Die Jugend von heute
Dass Neues meist erst einmal mit Argwohn betrachtet wird, zeigt sich auch in der Architektur – zum Beispiel am Eiffelturm.
«Die Jugend von heute liebt den Luxus. Sie hat schlechte Manieren, verachtet die Autorität, hat keinen Respekt vor den älteren Leuten und schwatzt, wo sie arbeiten sollte. Die jungen Leute stehen nicht mehr auf, wenn Ältere das Zimmer betreten. Sie widersprechen ihren Eltern, schwadronieren in der Gesellschaft, verschlingen bei Tisch die Süssspeisen, legen die Beine übereinander und tyrannisieren ihre Lehrer.»
Wie oft hat man solche Worte schon vernommen und mit einem müden Lächeln quittiert. Wider Erwarten stammt diese Aussage jedoch nicht aus unserer Zeit, sondern von Sokrates, dem Philosophen aus dem 5. Jahrhundert vor Christus. Das antike Griechenland befand sich damals in seiner Blütezeit und der von Sokrates befürchtete Sitten- und Kulturverfall trat nicht mit dem Generationenwechsel ein. Waren seine Beobachtungen also bloss subjektive Trugschlüsse? Wie lässt sich erklären, dass ähnliche Feststellungen die gesamte Menschheitsgeschichte begleiten?
Das Muster der ungesitteten Jungen und der klagenden Älteren wiederholt sich. Dass Neues meist erst einmal mit Argwohn betrachtet wird und sich seine Akzeptanz im Laufe der Zeit erarbeiten muss, wird auch in der Architektur deutlich. Wohl eines der berühmtesten Beispiele dafür war die Errichtung des Eiffelturms für die Weltausstellung von 1889 in Paris. So unumstritten er heute nationales Symbol Frankreichs ist und als eine Ikone der Architekturgeschichte gilt, so kontrovers wurde der Entwurf schon vor Baubeginn diskutiert. Technische Fortschritte im Stahlbau machten leichte Konstruktionen mit gewaltigen Dimensionen möglich. Was zuvor nur im Tiefbau angewendet wurde, diente zum ersten Mal der blossen Repräsentation. Das offen zur Schau gestellte Stahlskelett, die fehlende Fassade und die enorme Höhe fanden viele Bürgerinnen und Bürger skandalös, Protestkundgebungen begleiteten den gesamten Bauprozess. Vor allem Kunstschaffende und Intellektuelle, darunter auch namhafte Persönlichkeiten wie Jacob Burckhardt oder Émile Zola, verwünschten die Verschmelzung von Kunst und Industrie.

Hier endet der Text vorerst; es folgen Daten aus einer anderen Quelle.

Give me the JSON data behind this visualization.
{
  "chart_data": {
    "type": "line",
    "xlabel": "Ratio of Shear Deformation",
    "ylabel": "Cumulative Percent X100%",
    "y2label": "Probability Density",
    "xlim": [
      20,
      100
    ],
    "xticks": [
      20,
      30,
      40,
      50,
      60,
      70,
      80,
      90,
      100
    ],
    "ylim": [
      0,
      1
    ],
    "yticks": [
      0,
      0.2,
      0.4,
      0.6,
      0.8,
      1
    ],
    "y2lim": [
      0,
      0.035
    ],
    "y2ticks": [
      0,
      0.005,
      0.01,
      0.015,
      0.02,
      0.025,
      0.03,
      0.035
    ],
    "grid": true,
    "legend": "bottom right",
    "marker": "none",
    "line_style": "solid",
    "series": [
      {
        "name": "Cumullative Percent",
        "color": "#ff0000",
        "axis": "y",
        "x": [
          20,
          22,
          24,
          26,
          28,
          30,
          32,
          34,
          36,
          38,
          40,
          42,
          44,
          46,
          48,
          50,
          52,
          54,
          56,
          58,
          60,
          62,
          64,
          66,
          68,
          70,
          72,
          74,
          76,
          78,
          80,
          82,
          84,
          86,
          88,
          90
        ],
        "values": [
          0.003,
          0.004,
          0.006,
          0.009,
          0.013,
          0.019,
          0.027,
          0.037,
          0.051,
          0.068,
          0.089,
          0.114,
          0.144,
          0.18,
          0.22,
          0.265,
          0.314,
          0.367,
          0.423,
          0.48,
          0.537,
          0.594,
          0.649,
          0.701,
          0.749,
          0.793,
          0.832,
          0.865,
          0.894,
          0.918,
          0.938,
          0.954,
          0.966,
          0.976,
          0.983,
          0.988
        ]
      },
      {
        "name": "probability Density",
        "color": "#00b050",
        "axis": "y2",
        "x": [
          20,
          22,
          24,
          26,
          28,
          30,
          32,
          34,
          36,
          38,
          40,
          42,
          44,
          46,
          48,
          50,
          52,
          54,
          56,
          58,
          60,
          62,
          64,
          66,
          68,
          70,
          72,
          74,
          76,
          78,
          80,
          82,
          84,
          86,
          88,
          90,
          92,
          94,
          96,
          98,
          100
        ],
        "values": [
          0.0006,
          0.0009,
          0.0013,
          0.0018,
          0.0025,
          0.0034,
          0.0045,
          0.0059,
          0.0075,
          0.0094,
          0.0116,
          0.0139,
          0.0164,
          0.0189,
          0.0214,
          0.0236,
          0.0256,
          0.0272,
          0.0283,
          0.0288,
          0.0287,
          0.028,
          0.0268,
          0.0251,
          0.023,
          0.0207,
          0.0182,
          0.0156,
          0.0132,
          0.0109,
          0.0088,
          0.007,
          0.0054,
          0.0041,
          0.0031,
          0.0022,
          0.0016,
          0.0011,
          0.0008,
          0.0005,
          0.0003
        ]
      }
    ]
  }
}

Die öffentlich ausgetragene Polemik ebbte mit der Eröffnung des Turmes jedoch schnell ab und schlug in Euphorie um. Die kritischen Stimmen sind heute nicht mehr als eine Randnotiz. Gut möglich also, dass viele Bauwerke, die heute Teil des kulturellen Erbes sind, eine ähnliche Entwicklung durchgemacht haben. Eine bizarre Vorstellung, dass die Errichtung der Pyramiden bei Kairo, des Parthenons in Athen oder des Kolosseums in Rom von Kritik und Häme begleitet worden waren.
So merkwürdig diese Gedankengänge klingen, so absurd scheint auch, dass sich ein über die Jugend Beklagender selber einmal Teil jener war. Selbst Sokrates war einmal ein aufrührerischer Jungspund, dem aufgrund seiner anstössigen Meinungen Atheismus und Verblendung vorgehalten wurden. Für die Nachwelt bleibt er dennoch als einflussreicher Vordenker in Erinnerung und nicht als ungezähmter Rebell.
* Alan Pülz studiert im 6. Semester Architektur an der ETH Zürich.